WELCOME TO THE REAL WORLD OF LURE BUILDING
Sorry just bustin your chomps for pure entertainment... WELCOME TO TU BUD!!!
Edited by The_Rookie, 31 March 2011 - 12:38 PM.
Posted 31 March 2011 - 01:18 PM
European builders make lots of "medium size" gliders and the link above takes you to a website that includes detailed build plans from several expert builders. You should be able to get some ideas by studying their designs - especially about how to ballast them.
Posted 31 March 2011 - 06:10 PM
For surface walkers/gliders, I add ballast just past the mid point toward the tail, so the lure sits slightly tail down in the water. But I like them to rest almost horizontal, with 1/3 of the top of the front section out of the water.
I think walking baits work because the tail is heavier, so it has more momentum, and it keeps moving when the front stops. That turns the bait to one side, and then pulling it again, followed by slack, turns it the other way.
My rule of thumb is the smaller the bait, the deeper I want the tail to hang down. In a small bait, like the size of a small Sammie, it's not hard to get the bait up on the surface and walking, and the additional weight helps in castingt, but bigger baits, like the Lunker Punker or the Pupfish, have a lot of body to move, so it's hard work pulling that tail up and getting it walking if it's hanging down.
So my bigger baits hang just slightly tail down, but almost horizontal, and my small baits hand tail down, almost vertical.
For me, the best way to figure out how much the tail should hang down is to get a bait that you like, like a Sammie or a Spook, that's about the same size as the one you want to build, and see how it sits in the water. If you match that, you won't go too far wrong.
Posted 31 March 2011 - 06:14 PM
Thank you mark. I should have specified that we are going for a suspending or slow sinking glider. That is good information though
Posted 31 March 2011 - 06:37 PM
For sub-surface gliders, I would still weight the lure so it sits like I suggested, slightly tail down, and then add the same amount of additional weight fore and aft to get it to suspend, or to sink.
The rear weight principle remains the same.
Posted 01 April 2011 - 10:00 AM
Thanks for posting the link to that site. Very motivational. I cranked one out last night, now we will see if it swims.

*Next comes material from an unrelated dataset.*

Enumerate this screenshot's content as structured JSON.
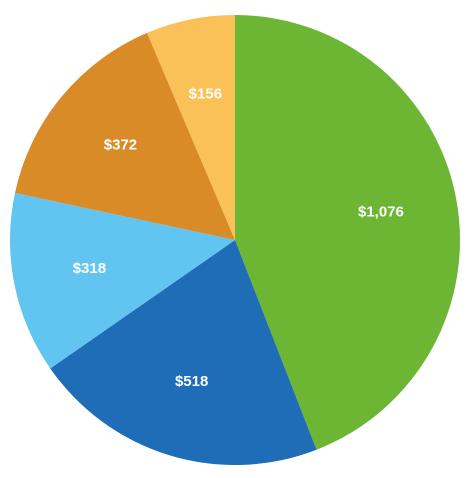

Posted 01 April 2011 - 05:44 PM
There are no shortcuts to making a good glidebait, making an "ok" glidebait is easy, making a "good" glide bait takes time.
The smaller baits are harder for several reasons. One is they don't weigh nearly as much as a large bait so it's harder for them to have any momentum. Don't expect too much from a small glider, most will only dart left and right with very little glide. If you want a huge glide, build a big glider of put a lexan tail on the back of the lure.
Small baits don't have much surface area on the front of them so they are harder to turn so keep that in mind.
Finally, make sure the lure you are working with is at least 3/4" thick. I have gotten some 1/2" thick gliders to work but they are tricky. Try several different woods, several different shapes, and experiment with the weighting. Some gliders work best with two weights, others four or more. Some like to put one weight at the balance point.
Take notes and keep trying. Eventually you will find a good combination.
Edited by RiverMan, 01 April 2011 - 05:47 PM.